200ms is a long time for something to take if it doesn't involve I/O and is purely doing computation. That's probably not the sort of thing you should be doing in node, to be honest. A solution more in the spirit of node would be to have that sort of number crunching happen in another (non-javascript) program that is called by node, and that calls your callback when complete. Assuming you have a multi-core machine (or the other program is running on a different machine), node can continue to respond to requests while the other program crunches away.
There are cases where a cluster (as others have mentioned) might help, but I doubt yours is really one of those. Clusters really are made for when you have lots and lots of little requests that together are more than a single core of the CPU can handle, not for the case where you have single requests that take hundreds of milliseconds each.
Everything in node.js runs in parallel internally. However, your own code runs strictly serially. If you sleep for a second in node.js, the server sleeps for a second. It's not suitable for requests that require a lot of computation. I/O is parallel, and your code does I/O through callbacks (so your code is not running while waiting for the I/O).
On most modern platforms, node.js does us threads for I/O. It uses libev, which uses threads where that works best on the platform.
You are exactly correct. Nodejs developers must be aware of that or their applications will be completely non-performant, if long running code is not asynchronous.
Everything that is going to take a 'long time' needs to be done asynchronously.
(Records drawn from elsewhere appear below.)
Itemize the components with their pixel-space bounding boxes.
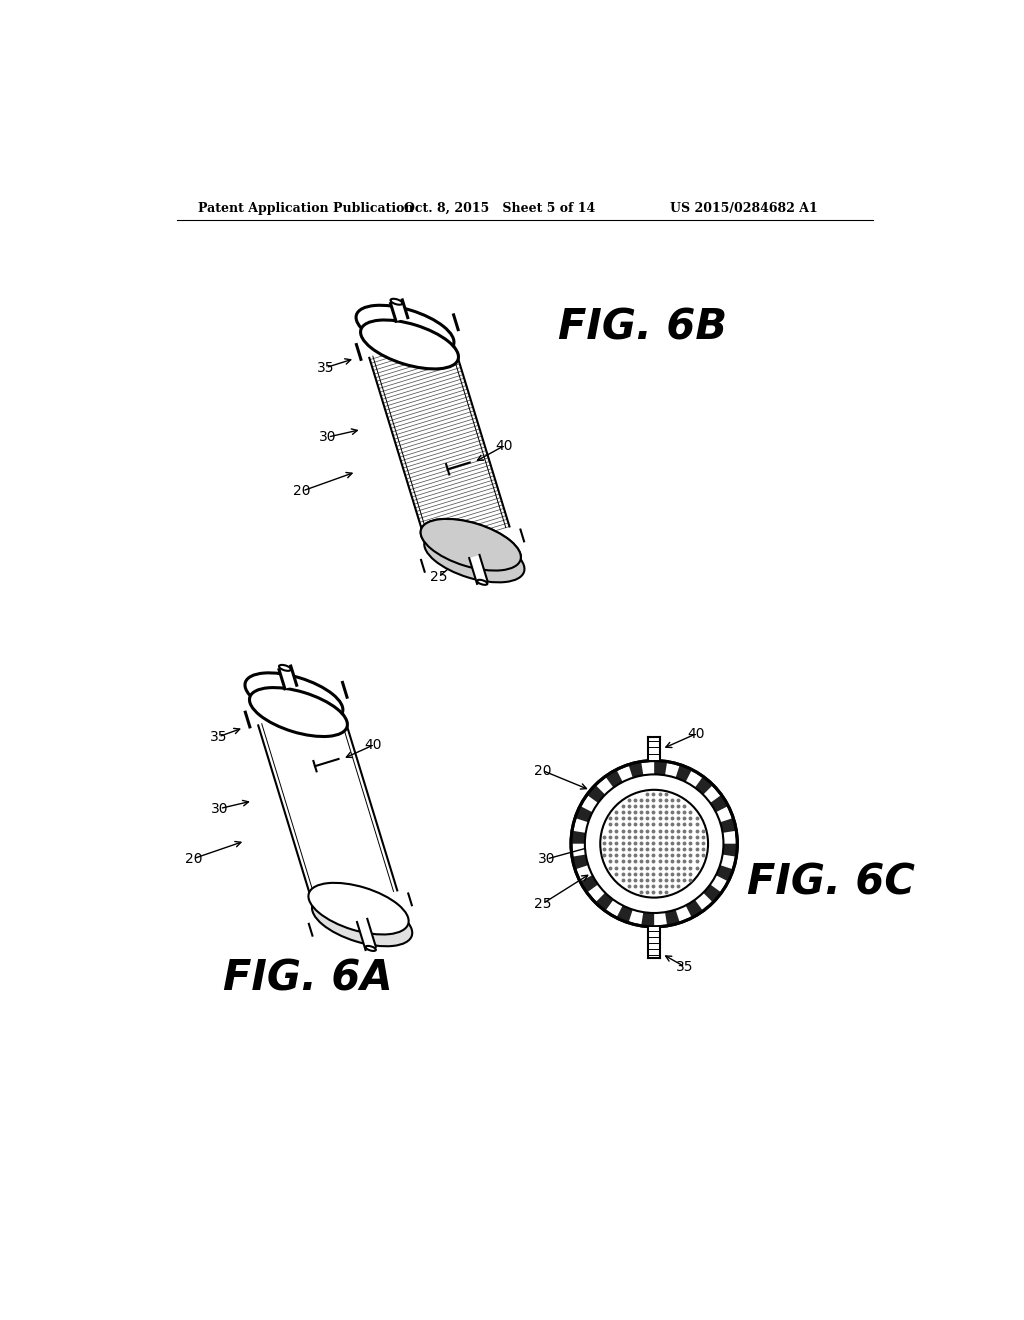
Wedge shape bbox=[575, 807, 593, 822]
Ellipse shape bbox=[390, 298, 402, 305]
Polygon shape bbox=[357, 919, 376, 950]
Polygon shape bbox=[390, 300, 408, 321]
Text: 20: 20 bbox=[534, 763, 551, 777]
Circle shape bbox=[585, 775, 724, 913]
Ellipse shape bbox=[308, 883, 409, 935]
Wedge shape bbox=[595, 892, 613, 911]
Polygon shape bbox=[469, 554, 487, 583]
Text: Patent Application Publication: Patent Application Publication bbox=[199, 202, 414, 215]
Wedge shape bbox=[711, 795, 728, 812]
Ellipse shape bbox=[366, 946, 376, 950]
Ellipse shape bbox=[279, 665, 291, 671]
Text: FIG. 6A: FIG. 6A bbox=[223, 957, 392, 999]
Wedge shape bbox=[641, 912, 654, 927]
Text: Oct. 8, 2015   Sheet 5 of 14: Oct. 8, 2015 Sheet 5 of 14 bbox=[403, 202, 595, 215]
Ellipse shape bbox=[360, 319, 459, 368]
Ellipse shape bbox=[421, 519, 521, 570]
Text: 20: 20 bbox=[294, 484, 311, 498]
Ellipse shape bbox=[477, 579, 487, 585]
Polygon shape bbox=[246, 682, 347, 727]
Polygon shape bbox=[648, 927, 660, 958]
Ellipse shape bbox=[312, 895, 413, 946]
Wedge shape bbox=[676, 764, 692, 781]
Text: 35: 35 bbox=[676, 960, 693, 974]
Ellipse shape bbox=[245, 673, 343, 722]
Ellipse shape bbox=[421, 519, 521, 570]
Text: 40: 40 bbox=[365, 738, 382, 752]
Text: 30: 30 bbox=[318, 430, 336, 444]
Wedge shape bbox=[616, 906, 633, 923]
Text: 25: 25 bbox=[534, 896, 551, 911]
Wedge shape bbox=[703, 884, 722, 903]
Wedge shape bbox=[571, 830, 586, 843]
Wedge shape bbox=[686, 900, 703, 917]
Text: 25: 25 bbox=[430, 570, 447, 583]
Text: 20: 20 bbox=[184, 851, 202, 866]
Circle shape bbox=[600, 789, 708, 898]
Wedge shape bbox=[665, 909, 680, 925]
Text: 40: 40 bbox=[688, 726, 706, 741]
Text: FIG. 6B: FIG. 6B bbox=[558, 306, 727, 348]
Text: FIG. 6C: FIG. 6C bbox=[746, 861, 914, 903]
Wedge shape bbox=[654, 760, 668, 775]
Wedge shape bbox=[695, 776, 713, 795]
Text: 35: 35 bbox=[316, 360, 335, 375]
Text: US 2015/0284682 A1: US 2015/0284682 A1 bbox=[670, 202, 817, 215]
Wedge shape bbox=[587, 785, 605, 803]
Wedge shape bbox=[716, 865, 733, 882]
Text: 35: 35 bbox=[210, 730, 227, 744]
Polygon shape bbox=[421, 529, 524, 572]
Wedge shape bbox=[629, 762, 643, 777]
Wedge shape bbox=[605, 770, 623, 788]
Polygon shape bbox=[648, 738, 660, 760]
Text: 30: 30 bbox=[538, 853, 555, 866]
Polygon shape bbox=[309, 894, 412, 936]
Ellipse shape bbox=[424, 531, 524, 582]
Ellipse shape bbox=[356, 305, 454, 354]
Wedge shape bbox=[720, 818, 736, 833]
Polygon shape bbox=[257, 696, 397, 915]
Polygon shape bbox=[279, 667, 297, 689]
Text: 30: 30 bbox=[211, 801, 228, 816]
Polygon shape bbox=[356, 315, 458, 359]
Wedge shape bbox=[572, 854, 588, 870]
Circle shape bbox=[571, 760, 737, 927]
Wedge shape bbox=[723, 843, 737, 857]
Wedge shape bbox=[580, 875, 598, 892]
Text: 40: 40 bbox=[496, 438, 513, 453]
Polygon shape bbox=[368, 327, 510, 552]
Ellipse shape bbox=[250, 688, 347, 737]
This is basically true, at least if you don't use the new cluster feature that balances incoming connections between multiple, automatically spawned workers. However, if you do use it, most other requests will still complete quickly.
Edit: Workers are processes.
You can think of the event loop as 10 people waiting in line to pay their bills. If somebody is taking too much time to pay his bill (thus blocking the event loop), the other people will just have to hang around waiting for their turn to come.. and waiting...
In other words:
Since the event loop is running on a single thread, it is very
important that we do not block it’s execution by doing heavy
computations in callback functions or synchronous I/O. Going over a
large collection of values/objects or performing time-consuming
computations in a callback function prevents the event loop from
further processing other events in the queue.
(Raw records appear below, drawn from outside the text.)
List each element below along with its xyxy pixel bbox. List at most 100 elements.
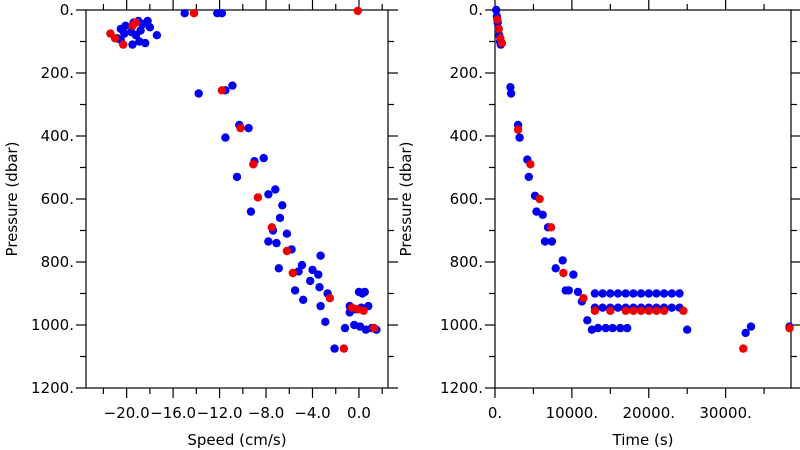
data-point xyxy=(515,133,524,142)
data-point xyxy=(613,289,623,298)
data-point xyxy=(644,289,653,298)
x-tick-label: −8.0 xyxy=(248,404,284,422)
data-point xyxy=(601,323,610,333)
data-point xyxy=(143,16,152,26)
data-point xyxy=(675,289,684,298)
data-point xyxy=(494,24,503,34)
data-point xyxy=(679,306,688,315)
data-point xyxy=(272,238,281,248)
x-tick-label: 0. xyxy=(488,404,502,422)
tick-marks xyxy=(76,0,398,398)
data-point xyxy=(667,289,676,298)
data-point xyxy=(325,294,335,303)
x-axis-title: Time (s) xyxy=(612,431,674,449)
data-point xyxy=(613,303,623,312)
data-point xyxy=(267,223,276,232)
data-point xyxy=(189,9,199,18)
data-point xyxy=(524,172,533,182)
data-point xyxy=(353,6,362,16)
data-point xyxy=(590,289,600,298)
data-point xyxy=(608,323,617,333)
data-point xyxy=(120,29,129,38)
y-tick-label: 1000. xyxy=(440,316,483,334)
data-point xyxy=(659,306,669,315)
data-point xyxy=(145,23,155,32)
data-point xyxy=(119,40,128,49)
data-point xyxy=(636,289,646,298)
y-tick-label: 400. xyxy=(450,127,483,145)
data-point xyxy=(546,223,556,232)
data-point xyxy=(246,207,256,216)
data-point xyxy=(652,289,661,298)
data-point xyxy=(492,5,501,15)
data-point xyxy=(136,26,145,35)
data-point xyxy=(244,123,253,133)
data-point xyxy=(739,344,748,353)
x-tick-labels: 0. 10000. 20000. 30000. xyxy=(488,404,752,422)
data-point xyxy=(249,160,258,169)
data-point xyxy=(264,237,273,246)
y-tick-label: 800. xyxy=(450,253,483,271)
data-point xyxy=(236,123,245,133)
data-point xyxy=(623,323,632,333)
data-point xyxy=(513,125,523,134)
data-point xyxy=(228,81,237,90)
y-tick-labels: 0. 200. 400. 600. 800. 1000. 1200. xyxy=(440,1,483,397)
y-tick-label: 1200. xyxy=(440,379,483,397)
data-point xyxy=(308,265,317,275)
data-point xyxy=(579,294,588,303)
x-tick-label: 0.0 xyxy=(347,404,371,422)
y-tick-label: 0. xyxy=(60,1,74,19)
data-point xyxy=(659,289,669,298)
y-tick-label: 600. xyxy=(41,190,74,208)
y-tick-label: 400. xyxy=(41,127,74,145)
data-point xyxy=(274,264,283,273)
data-point xyxy=(569,270,578,279)
data-point xyxy=(340,323,350,333)
data-point xyxy=(636,306,646,315)
data-point xyxy=(538,210,547,219)
data-point xyxy=(629,306,638,315)
y-tick-label: 200. xyxy=(41,64,74,82)
data-point xyxy=(299,295,308,304)
x-tick-label: −4.0 xyxy=(294,404,330,422)
data-point xyxy=(131,18,141,27)
data-point xyxy=(221,133,230,142)
x-tick-label: −20.0 xyxy=(104,404,150,422)
data-point xyxy=(339,344,349,353)
speed-pressure-chart: 0.200.400.600.800.1000.1200. −20.0 −16.0−… xyxy=(3,0,398,449)
data-point xyxy=(194,89,203,98)
data-point xyxy=(606,289,615,298)
data-point xyxy=(330,344,339,353)
data-point xyxy=(306,276,315,286)
data-point xyxy=(290,286,300,295)
data-point xyxy=(683,325,692,334)
y-tick-label: 1200. xyxy=(31,379,74,397)
data-points xyxy=(492,5,794,353)
data-point xyxy=(271,185,280,194)
data-point xyxy=(535,194,544,204)
x-tick-label: −12.0 xyxy=(197,404,243,422)
y-tick-label: 600. xyxy=(450,190,483,208)
data-points xyxy=(106,6,381,353)
data-point xyxy=(606,306,615,315)
data-point xyxy=(532,207,541,216)
data-point xyxy=(506,89,516,98)
data-point xyxy=(315,283,324,292)
data-point xyxy=(785,323,794,333)
data-point xyxy=(547,237,557,246)
x-tick-label: 30000. xyxy=(699,404,752,422)
data-point xyxy=(152,31,162,40)
y-axis-title: Pressure (dbar) xyxy=(3,142,21,257)
x-tick-label: 20000. xyxy=(623,404,676,422)
data-point xyxy=(593,323,603,333)
y-axis-title: Pressure (dbar) xyxy=(397,142,415,257)
data-point xyxy=(564,286,573,295)
data-point xyxy=(253,193,263,202)
y-tick-label: 0. xyxy=(469,1,483,19)
y-tick-label: 200. xyxy=(450,64,483,82)
data-point xyxy=(506,83,515,92)
data-point xyxy=(621,289,630,298)
data-point xyxy=(121,21,130,30)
Here is some code to actually see the blocking / non-blocking in action:
With this example (long CPU-computing task, non I/O):
var net = require('net');
handler = function(req, res) {
console.log('hello');
for (i = 0; i < 10000000000; i++) { a = i + 5; }
}
net.createServer(handler).listen(80);
if you do 2 requests in the browser, only a single hello will be displayed in the server console, meaning that the second request cannot be processed because the first one blocks the Node.js thread.
If we do an I/O task instead (write 2 GB of data on disk, it took a few seconds during my test, even on a SSD):
http = require('http');
fs = require('fs');
buffer = Buffer.alloc(2*1000*1000*1000);
first = true;
done = false;
write = function() {
fs.writeFile('big.bin', buffer, function() { done = true; });
}
handler = function(req, res) {
if (first) {
first = false;
res.end('Starting write..')
write();
return;
}
if (done) {
res.end("write done.");
} else {
res.end('writing ongoing.');
}
}
http.createServer(handler).listen(80);
here we can see that the a-few-second-long-IO-writing-task write is non-blocking: if you do other requests in the meantime, you will see writing ongoing.! This confirms the well-known non-blocking-for-IO features of Node.js.